Mau tidak mau Hinata menggangukkan kepala, menerima bantuan Toneri. Dia meraih tangan Toneri dan membiarkan lelaki itu membantunya berdiri dalam satu kali tarikkan. "Tolong berhati-hati," pinta Hinata, kecemasan di wajahnya membuat Toneri tersenyum hangat.
"Kau akan menjadi orang pertama yang aku temui setelah aku kembali ke akademi, jadi jangan cemas." Dia pergi setelah perintah, "mulai menghitung."
Hinata melakukannya, begitupula dengan Toneri. Dia membokong dua prajurit yang menjaga di dekat pintu keluar dan berlari ke ruang singgahsana.
"Lima puluh tujuh." Hinata meremas tangan di depan dada, memejamkan mata erat tanpa berhenti berhitung atau berdoa.
.
.
.
Disclaimer : Demi apapun, Naruto bukan punya saya, punya Masashi Sensei, saya hanya pinjam saja.
BENTENG KELEMAHAN
(Hati hati typo, tulisan mendadak hilang, OOC, AU dan lain-lain. Udh usahain sebagus mungkin)
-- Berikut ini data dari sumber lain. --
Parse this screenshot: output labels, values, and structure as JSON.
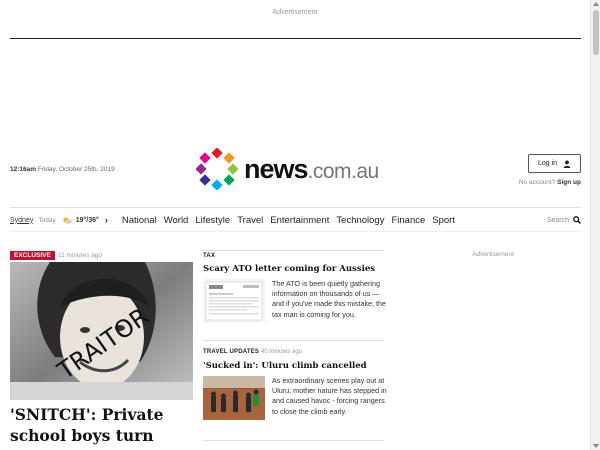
{
  "ads": {
    "top_label": "Advertisement",
    "right_label": "Advertisement"
  },
  "header": {
    "time": "12:16am",
    "date": "Friday, October 25th, 2019",
    "logo_news": "news",
    "logo_domain": ".com.au",
    "login_label": "Log in",
    "no_account": "No account?",
    "signup": "Sign up"
  },
  "nav": {
    "city": "Sydney",
    "today": "Today",
    "temps": "19°/36°",
    "items": [
      "National",
      "World",
      "Lifestyle",
      "Travel",
      "Entertainment",
      "Technology",
      "Finance",
      "Sport"
    ],
    "search_label": "Search"
  },
  "hero": {
    "badge": "EXCLUSIVE",
    "time": "11 minutes ago",
    "photo_text": "TRAITOR",
    "headline": "'SNITCH': Private school boys turn nasty after"
  },
  "stories": [
    {
      "tag": "TAX",
      "time": "",
      "title": "Scary ATO letter coming for Aussies",
      "blurb": "The ATO is been quietly gathering information on thousands of us — and if you've made this mistake, the tax man is coming for you."
    },
    {
      "tag": "TRAVEL UPDATES",
      "time": "40 minutes ago",
      "title": "'Sucked in': Uluru climb cancelled",
      "blurb": "As extraordinary scenes play out at Uluru, mother nature has stepped in and caused havoc - forcing rangers to close the climb early."
    }
  ],
  "colors": {
    "accent_red": "#c8102e",
    "logo_dots": [
      "#e31b23",
      "#f7941d",
      "#8dc63f",
      "#00a651",
      "#00aeef",
      "#2e3192",
      "#92278f",
      "#ec008c"
    ]
  }
}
Benteng Kelemahan by Authors03
.
.
Chapter 07
.
.
.
.
Toneri ngos-ngosan, dia membuka pintu besar di depannya setelah puas mengambil nafas. Naruto duduk di kursi singgahsana, menopang pipi dan menatap lurus ke arahnya. Dia telah menyadari apa yang Toneri lakukan, satu detik setelah membokong dua prajuritnya, tapi dia hanya duduk dan menunggu untuk tahu apa yang coba Toneri lakukan. Tidak menyangka dia akan datang dengan pandangan gagah berani.
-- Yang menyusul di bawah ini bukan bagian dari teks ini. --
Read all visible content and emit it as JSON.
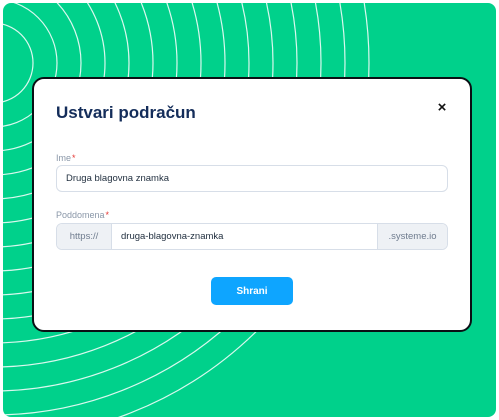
{
  "modal": {
    "title": "Ustvari podračun",
    "close_icon": "close-icon",
    "close_glyph": "×"
  },
  "fields": {
    "name": {
      "label": "Ime",
      "required_mark": "*",
      "value": "Druga blagovna znamka"
    },
    "subdomain": {
      "label": "Poddomena",
      "required_mark": "*",
      "prefix": "https://",
      "value": "druga-blagovna-znamka",
      "suffix": ".systeme.io"
    }
  },
  "actions": {
    "save_label": "Shrani"
  },
  "colors": {
    "background": "#00d18b",
    "accent": "#0ea5ff",
    "title": "#142d5a",
    "required": "#e53935"
  }
}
Toneri menyusuri karpet. Naruto mengangkat kepala dan memperbaiki posisi duduk menjadi lebih tegak, berkata, "sangat menyebalkan ketika kau tidak bisa membunuh seseorang dengan mudah'kan?" Naruto frustasi setelah banyak gagal membunuh karena hal gila yang disebut kelemahan. Mengapa itu perlu? Mengapa semua orang tidak bisa mati saja dan malah menyulitkannya?
"Tidakkah dirimu berpikir itu adalah ketentuan hidup yang masuk akal?" tanya Toneri kembali. Naruto mengangkat sebelah alis sebagai tanda tanya dan sang lawan bicara melanjutkan, "karena bila tidak, tempat ini akan dipenuhi oleh mayat."
Naruto menyunggingkan senyuman miring, seolah puas mendengar pernyataan yang benar. "Jika aku bisa membunuh kalian semudah membalik telapak tangan, akan aku tumpuk mayat kalian di satu tempat dan membangun gunung." Kata-katanya menggerikan, Toneri tidak mengerti bagaimana bisa Naruto menjadi seperti itu. Namun, abaikan karena dia tidak datang untuk membahas betapa kejamnya sang raja
"Rajaku." Toneri menundukkan kepala, mengalihkan pembicaraan, "maafkan aku karena telah menerobos keluar dari penjara."
"Kau melakukannya untuk datang kemari dan minta maaf?"
"Tidak, Lord."
"Lalu, apa alasanmu melakukannya?"
"Seratus!" Hinata membuka mata dan berlari sesuai perintah Toneri. Sialnya, terlambat sudah untuk mengingat bahwa dia melupakan hal paling penting yaitu meminta petunjuk jalan. Ini hari pertama Hinata di istana, dia tidak tahu harus pergi ke mana setelah keluar dari wilayah bawah tanah.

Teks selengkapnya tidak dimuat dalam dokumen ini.